From the front seat of their van—the pop-punk rock outfit’s version of a dorm room, Dan “Soupy” Campbell elaborates on his feelings about TGG.
“We always want to step up our game. On a whole, I think it’s lyrically stronger, it’s more personal. Melodically, I concentrated on trying to space out some of the vocal lines to give it some room to breath.”
For better or worse, the days of one guitar, bass and drums seem to be slowly dying off. According to Campbell, there’s more instrumental experimentation on the new record as well. “This record is a lot more bass heavy,” he says. “We started growing into the idea of three guitars. There’s more piano and bells.”
“Because of some lineup changes, this is the second record where the six of us could sit down again and make it happen,” chimes in bassist Josh Martin, who had quietly been sitting in the backseat playing on his iPad. “We were able to focus more on what we wanted to do.”

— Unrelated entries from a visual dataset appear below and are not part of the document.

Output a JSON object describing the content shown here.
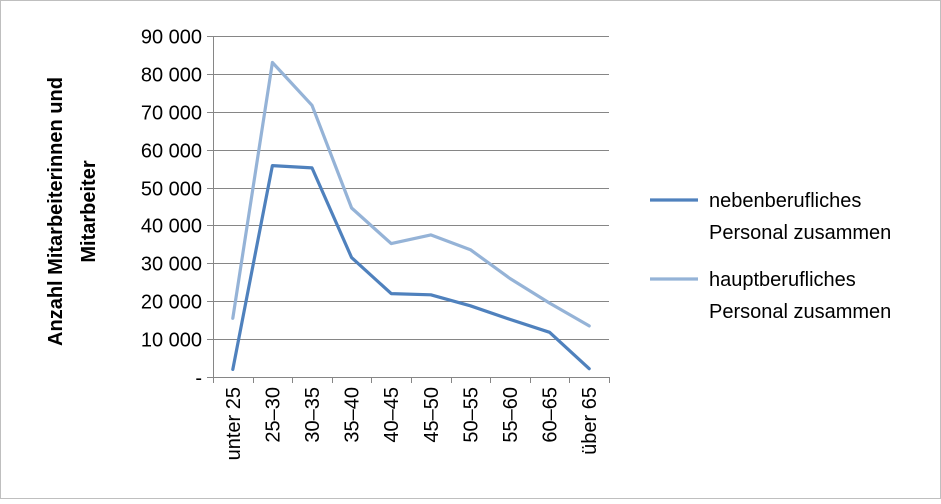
{
  "chart_data": {
    "type": "line",
    "title": "",
    "ylabel": [
      "Anzahl Mitarbeiterinnen und",
      "Mitarbeiter"
    ],
    "xlabel": "",
    "categories": [
      "unter 25",
      "25–30",
      "30–35",
      "35–40",
      "40–45",
      "45–50",
      "50–55",
      "55–60",
      "60–65",
      "über 65"
    ],
    "ylim": [
      0,
      90000
    ],
    "yticks": [
      {
        "value": 0,
        "label": "-"
      },
      {
        "value": 10000,
        "label": "10 000"
      },
      {
        "value": 20000,
        "label": "20 000"
      },
      {
        "value": 30000,
        "label": "30 000"
      },
      {
        "value": 40000,
        "label": "40 000"
      },
      {
        "value": 50000,
        "label": "50 000"
      },
      {
        "value": 60000,
        "label": "60 000"
      },
      {
        "value": 70000,
        "label": "70 000"
      },
      {
        "value": 80000,
        "label": "80 000"
      },
      {
        "value": 90000,
        "label": "90 000"
      }
    ],
    "grid": true,
    "legend_position": "right",
    "series": [
      {
        "name": "nebenberufliches Personal zusammen",
        "label_lines": [
          "nebenberufliches",
          "Personal zusammen"
        ],
        "color": "#4F81BD",
        "values": [
          2000,
          55800,
          55200,
          31500,
          22000,
          21700,
          18800,
          15200,
          11800,
          2200
        ]
      },
      {
        "name": "hauptberufliches Personal zusammen",
        "label_lines": [
          "hauptberufliches",
          "Personal zusammen"
        ],
        "color": "#95B3D7",
        "values": [
          15500,
          83000,
          71700,
          44600,
          35200,
          37500,
          33600,
          26000,
          19500,
          13500
        ]
      }
    ]
  }
}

Though every TWY record to date has proved to be a calculated, dynamic work of pop-punk mastery, their live show is a bit less combed. It’s raw, sweaty and
impassioned. But most importantly, it’s genuine.

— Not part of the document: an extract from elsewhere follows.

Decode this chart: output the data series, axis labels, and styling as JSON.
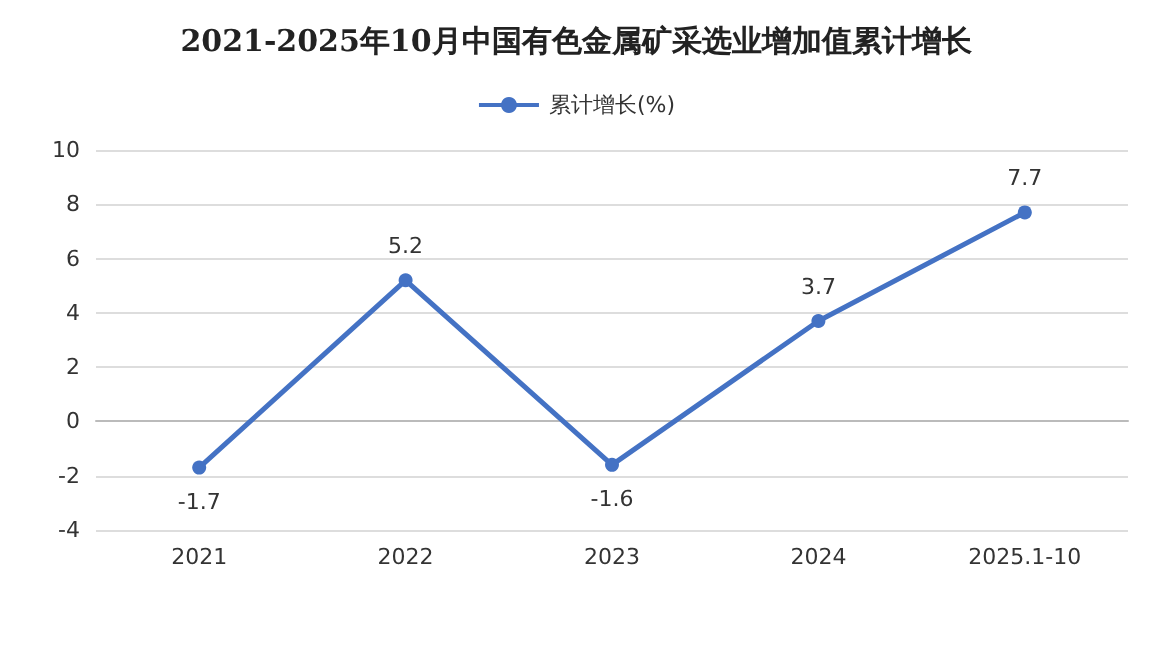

“If you’re up there faking it, everyone’s going to know. We just try to be as honest and passionate as possible because that’s how we feel about our music,” Martin says. “It’s a chance for us to release all that pent up emotion.”

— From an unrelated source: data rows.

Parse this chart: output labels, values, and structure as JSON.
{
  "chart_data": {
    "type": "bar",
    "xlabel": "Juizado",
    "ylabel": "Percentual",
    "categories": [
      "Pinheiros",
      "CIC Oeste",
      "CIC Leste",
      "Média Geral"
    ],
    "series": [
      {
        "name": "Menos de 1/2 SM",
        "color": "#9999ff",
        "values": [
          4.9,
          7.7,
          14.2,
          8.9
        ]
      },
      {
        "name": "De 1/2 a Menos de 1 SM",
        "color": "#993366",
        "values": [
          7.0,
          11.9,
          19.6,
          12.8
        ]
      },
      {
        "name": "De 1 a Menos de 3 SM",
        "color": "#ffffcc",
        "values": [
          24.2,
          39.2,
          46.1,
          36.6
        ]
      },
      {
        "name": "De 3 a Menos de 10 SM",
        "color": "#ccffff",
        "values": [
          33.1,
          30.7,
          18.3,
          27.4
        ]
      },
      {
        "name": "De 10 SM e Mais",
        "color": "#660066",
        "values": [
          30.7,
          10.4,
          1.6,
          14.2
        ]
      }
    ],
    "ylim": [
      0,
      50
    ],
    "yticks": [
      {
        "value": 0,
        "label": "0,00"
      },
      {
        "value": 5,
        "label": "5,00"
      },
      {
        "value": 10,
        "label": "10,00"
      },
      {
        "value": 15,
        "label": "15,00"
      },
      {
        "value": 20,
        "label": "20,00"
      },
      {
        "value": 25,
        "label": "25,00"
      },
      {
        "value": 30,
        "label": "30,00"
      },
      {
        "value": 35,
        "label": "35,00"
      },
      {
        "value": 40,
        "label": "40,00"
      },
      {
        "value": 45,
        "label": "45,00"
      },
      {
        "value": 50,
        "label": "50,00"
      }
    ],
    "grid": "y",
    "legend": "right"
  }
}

A crammed Empire belted out songs spanning the entire catalog for a sweaty, emotive ninety minutes. Mosh pits stirred, relaxed and stirred again as a continuous rotation climbed on stage and leapt haphazardly into the front row. To some mild disappointment, TWY didn’t perform any new songs but Campbell promised that they would soon be back for Warped Tour. The band is scheduled to play the main stage for all dates.
If you haven’t checked out The Wonder Years, do so ASAP and be on the lookout for their new album, The Greatest Generation, which releases via Hopeless May 14.
Thanks to Josh Martin and Dan Campbell for taking the time to talk to DCML.